WHU students discuss purchasing strategies with A.T. Kearney during guest session on supply management

On September 11 and 12, our team welcomed Peter Scharbert from A.T. Kearney in the course on “Supply Management” (BSc-Program). In interactive sessions, Peter Scharbert shared detailed insights on the practical use of “The Purchasing ChessboardTM”, a tool developed by A.T. Kearney for deriving and implementing purchasing strategies. Based on four strategies, the Purchasing ChessboardTM derives 16 approaches and distinguishes 64 methods to work with suppliers to reduce costs, increase value, and mitigate supply risks. After introducing the approach, course participants had the opportunity to practically apply their newly-acquired methodological knowledge using sanitized case studies from previous A.T. Kearney consulting projects and to discuss their results in class with the guest.

Peter Scharbert is a Vice President at A.T. Kearney and has been working for the firm since 1999, focusing on procurement-related topics. A.T. Kearney is an international strategic management consultancy with strong expertise in procurement. The firm is currently located in 40 countries and has a workforce of roughly 3,500 employees.

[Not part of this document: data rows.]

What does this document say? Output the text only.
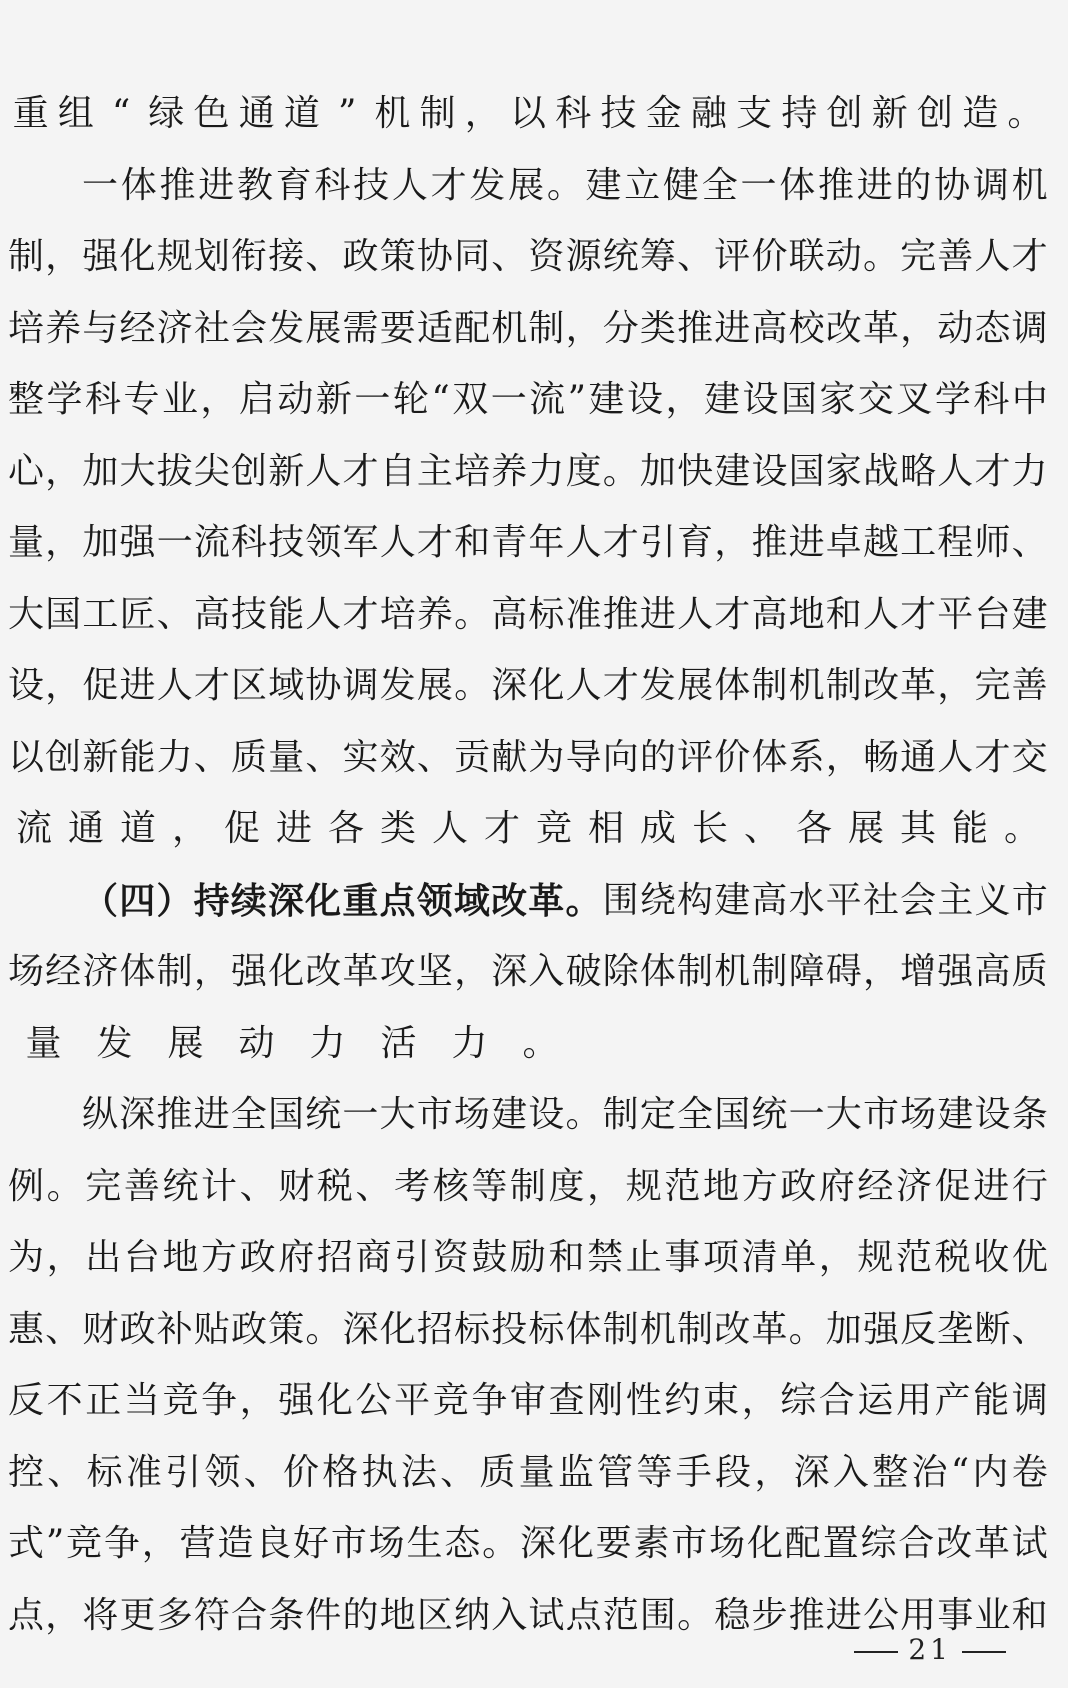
重 组 “ 绿 色 通 道 ” 机 制 ， 以 科 技 金 融 支 持 创 新 创 造 。
一 体 推 进 教 育 科 技 人 才 发 展 。 建 立 健 全 一 体 推 进 的 协 调 机
制 ， 强 化 规 划 衔 接 、 政 策 协 同 、 资 源 统 筹 、 评 价 联 动 。 完 善 人 才
培 养 与 经 济 社 会 发 展 需 要 适 配 机 制 ， 分 类 推 进 高 校 改 革 ， 动 态 调
整 学 科 专 业 ， 启 动 新 一 轮 “ 双 一 流 ” 建 设 ， 建 设 国 家 交 叉 学 科 中
心 ， 加 大 拔 尖 创 新 人 才 自 主 培 养 力 度 。 加 快 建 设 国 家 战 略 人 才 力
量 ， 加 强 一 流 科 技 领 军 人 才 和 青 年 人 才 引 育 ， 推 进 卓 越 工 程 师 、
大 国 工 匠 、 高 技 能 人 才 培 养 。 高 标 准 推 进 人 才 高 地 和 人 才 平 台 建
设 ， 促 进 人 才 区 域 协 调 发 展 。 深 化 人 才 发 展 体 制 机 制 改 革 ， 完 善
以 创 新 能 力 、 质 量 、 实 效 、 贡 献 为 导 向 的 评 价 体 系 ， 畅 通 人 才 交
流 通 道 ， 促 进 各 类 人 才 竞 相 成 长 、 各 展 其 能 。
（ 四 ） 持 续 深 化 重 点 领 域 改 革 。 围 绕 构 建 高 水 平 社 会 主 义 市
场 经 济 体 制 ， 强 化 改 革 攻 坚 ， 深 入 破 除 体 制 机 制 障 碍 ， 增 强 高 质
量 发 展 动 力 活 力 。
纵 深 推 进 全 国 统 一 大 市 场 建 设 。 制 定 全 国 统 一 大 市 场 建 设 条
例 。 完 善 统 计 、 财 税 、 考 核 等 制 度 ， 规 范 地 方 政 府 经 济 促 进 行
为 ， 出 台 地 方 政 府 招 商 引 资 鼓 励 和 禁 止 事 项 清 单 ， 规 范 税 收 优
惠 、 财 政 补 贴 政 策 。 深 化 招 标 投 标 体 制 机 制 改 革 。 加 强 反 垄 断 、
反 不 正 当 竞 争 ， 强 化 公 平 竞 争 审 查 刚 性 约 束 ， 综 合 运 用 产 能 调
控 、 标 准 引 领 、 价 格 执 法 、 质 量 监 管 等 手 段 ， 深 入 整 治 “ 内 卷
式 ” 竞 争 ， 营 造 良 好 市 场 生 态 。 深 化 要 素 市 场 化 配 置 综 合 改 革 试
点 ， 将 更 多 符 合 条 件 的 地 区 纳 入 试 点 范 围 。 稳 步 推 进 公 用 事 业 和
21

Guest sessions are a key element in the research-based and practice-focused supply management courses at WHU. Across industries, companies ‘invest’ 50% of what they earn on the sales side into their suppliers. Selecting cost-competitive, innovative, and flexible suppliers is therefore essential for buying companies. Against this background, it is only logical that at WHU, one of the leading business schools in Europe, supply management is a compulsory core course in its BSc-Program. WHU’s leading position in SCM research results in innovative and empirically based course contents. Content-rich field trips and guest sessions with experienced practitioners are carefully integrated into the overall flow of each course to maximize the learning impact for all students.